Alla ricerca della memoria perfetta
Da quattro anni Gordon Bell registra su supporti digitali ogni istante della propria vita. Per non dimenticare nulla
SAN FRANCISCO (Stati Uniti) – Gordon Bell ha 71 anni. Ma, a differenza di molti suoi coetanei, non deve preoccuparsi della progressiva perdita di memoria connessa all’età. Della sua vita, il buon Gordon non dimenticherà proprio nulla. Grazie alle tecnologie digitali ogni singolo pezzo della sua esistenza è infatti registrato e conservato su MyLifeBits, un database del Microsoft's Bay Area Research Centre, dove Bell lavora come ricercatore.

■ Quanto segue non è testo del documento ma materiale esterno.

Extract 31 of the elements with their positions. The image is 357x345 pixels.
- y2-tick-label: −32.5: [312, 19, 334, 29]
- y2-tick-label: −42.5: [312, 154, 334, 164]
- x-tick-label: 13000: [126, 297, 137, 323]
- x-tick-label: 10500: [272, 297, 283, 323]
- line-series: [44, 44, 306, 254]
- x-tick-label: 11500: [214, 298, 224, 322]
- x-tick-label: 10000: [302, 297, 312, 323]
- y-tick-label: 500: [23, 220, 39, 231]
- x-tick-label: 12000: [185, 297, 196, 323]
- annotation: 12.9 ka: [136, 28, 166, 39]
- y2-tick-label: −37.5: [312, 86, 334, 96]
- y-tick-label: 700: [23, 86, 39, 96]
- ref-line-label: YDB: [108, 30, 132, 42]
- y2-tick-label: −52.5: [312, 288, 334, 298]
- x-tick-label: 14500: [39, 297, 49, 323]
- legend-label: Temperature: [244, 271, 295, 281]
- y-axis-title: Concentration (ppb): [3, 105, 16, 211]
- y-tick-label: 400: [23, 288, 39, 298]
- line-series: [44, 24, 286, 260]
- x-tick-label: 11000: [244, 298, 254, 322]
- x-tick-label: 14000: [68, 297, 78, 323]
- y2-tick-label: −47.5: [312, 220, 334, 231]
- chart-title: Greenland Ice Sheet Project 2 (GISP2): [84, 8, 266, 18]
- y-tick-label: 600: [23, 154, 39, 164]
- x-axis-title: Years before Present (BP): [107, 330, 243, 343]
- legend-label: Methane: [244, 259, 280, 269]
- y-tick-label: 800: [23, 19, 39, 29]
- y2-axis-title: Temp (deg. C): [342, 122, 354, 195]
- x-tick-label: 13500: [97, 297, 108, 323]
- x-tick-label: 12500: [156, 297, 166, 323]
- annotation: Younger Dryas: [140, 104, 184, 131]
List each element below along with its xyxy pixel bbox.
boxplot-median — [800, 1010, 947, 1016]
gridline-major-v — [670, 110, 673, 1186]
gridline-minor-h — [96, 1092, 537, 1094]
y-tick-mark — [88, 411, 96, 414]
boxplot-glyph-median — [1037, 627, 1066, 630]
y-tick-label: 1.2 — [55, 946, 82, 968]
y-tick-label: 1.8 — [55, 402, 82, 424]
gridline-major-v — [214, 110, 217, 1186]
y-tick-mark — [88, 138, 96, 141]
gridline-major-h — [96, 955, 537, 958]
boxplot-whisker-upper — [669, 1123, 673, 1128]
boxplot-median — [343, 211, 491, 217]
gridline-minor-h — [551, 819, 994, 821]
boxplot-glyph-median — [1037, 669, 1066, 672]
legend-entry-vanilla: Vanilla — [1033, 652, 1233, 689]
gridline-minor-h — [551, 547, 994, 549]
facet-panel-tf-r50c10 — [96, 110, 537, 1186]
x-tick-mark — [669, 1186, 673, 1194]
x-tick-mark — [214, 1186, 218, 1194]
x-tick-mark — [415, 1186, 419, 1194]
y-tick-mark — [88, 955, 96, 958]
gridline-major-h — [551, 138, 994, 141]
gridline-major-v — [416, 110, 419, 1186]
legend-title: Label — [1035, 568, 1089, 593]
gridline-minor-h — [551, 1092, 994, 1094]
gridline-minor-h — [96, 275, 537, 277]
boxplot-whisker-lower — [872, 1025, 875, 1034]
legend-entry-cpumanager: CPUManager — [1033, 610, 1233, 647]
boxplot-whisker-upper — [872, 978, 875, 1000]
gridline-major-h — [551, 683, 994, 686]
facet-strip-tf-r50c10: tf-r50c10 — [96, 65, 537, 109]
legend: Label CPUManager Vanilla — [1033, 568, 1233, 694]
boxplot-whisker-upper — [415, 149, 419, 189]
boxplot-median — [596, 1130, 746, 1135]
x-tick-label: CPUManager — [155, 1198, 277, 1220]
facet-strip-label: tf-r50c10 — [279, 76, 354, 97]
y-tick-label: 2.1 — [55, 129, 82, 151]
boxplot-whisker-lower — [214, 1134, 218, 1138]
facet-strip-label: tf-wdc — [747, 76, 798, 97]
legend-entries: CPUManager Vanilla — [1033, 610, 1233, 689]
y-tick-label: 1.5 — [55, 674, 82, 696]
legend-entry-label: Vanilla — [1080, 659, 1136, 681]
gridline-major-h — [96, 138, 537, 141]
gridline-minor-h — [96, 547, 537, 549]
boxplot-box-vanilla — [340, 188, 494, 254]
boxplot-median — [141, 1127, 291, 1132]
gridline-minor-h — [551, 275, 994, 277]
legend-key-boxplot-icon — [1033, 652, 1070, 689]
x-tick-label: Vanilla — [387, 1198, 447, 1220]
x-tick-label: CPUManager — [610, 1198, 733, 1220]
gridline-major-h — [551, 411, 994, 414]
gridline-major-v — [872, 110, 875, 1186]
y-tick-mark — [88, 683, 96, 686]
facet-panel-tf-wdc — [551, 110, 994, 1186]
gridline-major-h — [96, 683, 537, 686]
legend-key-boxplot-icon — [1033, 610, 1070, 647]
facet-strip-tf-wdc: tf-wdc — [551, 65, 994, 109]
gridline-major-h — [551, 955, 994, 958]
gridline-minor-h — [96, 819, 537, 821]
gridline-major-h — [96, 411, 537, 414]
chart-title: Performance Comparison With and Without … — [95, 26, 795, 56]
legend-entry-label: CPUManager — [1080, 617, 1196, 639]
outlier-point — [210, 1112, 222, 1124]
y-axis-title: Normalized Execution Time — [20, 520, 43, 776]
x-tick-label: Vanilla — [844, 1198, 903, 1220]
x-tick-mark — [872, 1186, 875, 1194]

Gordon Bell (dal sito di MyLifeBits) A SPASSO CON IL GPS – Per registrare la massima quantità possibile di informazioni su se stesso lo scienziato gira il mondo equipaggiato di una mini fotocamera digitale che scatta una foto al minuto, indossa alcuni sensori in grado di captare differenze di luce e di calore e di tenere traccia del dato, non dimentica mai di portare con sé registratori che non si perdono nemmeno una conversazione mentre tutti i suoi spostamenti, ovviamente, sono seguiti tramite un dispositivo Gps. Una vera vita a prova di oblio, in cui Bell è immerso dal 2001, da quando prese la decisione di sottoporsi come cavia ad un progetto che tenta di mettere in pratica il sogno, tipico dell’era digitale, della memoria infinita
QUANTO E’ GRANDE UNA VITA? - In quasi cinque anni di un’esistenza, che tanto assomiglia a quella descritta da Steven Spielberg nel film Minority Report, Bell ha inserito nel proprio database la bellezza di 1.300 video, 5.067 file audio, 42 mila fotografie digitali, 100 mila e-mail, 67 mila pagine web. Più recentemente, l’archivio digital-esistenziale dello scienziato si è arricchito di dati riguardanti la sua salute, dalle calorie ai battiti del cuore. Ma quanto è grande, digitalmente parlando un’esistenza individuale? Secondo i ricercatori della società di Bill Gates, tutte le informazioni di una vita possono trovare posto in un terabyte di memoria (mille miliardi di byte). A patto, però, di escludere i video. Nel caso fossimo spinti dal desiderio di tenere una cronaca visuale della nostra esistenza ci vorrebbero altri 200 terabyte di memoria.
RISCHI E APPLICAZIONI - Dal punto di vista di Microsoft l’aspetto più interessante del progetto è quello di trovare un sistema intelligente ed efficiente di organizzare questa sterminata massa di frammenti di vita personale. Una sfida che non serve solo a spingere più in là i limiti dell’informazione ma potrebbe avere applicazioni anche in medicina. Un simile esperimento è attualmente condotto in un piccolo gruppo di pazienti affetti da malattie degenerative del cervello.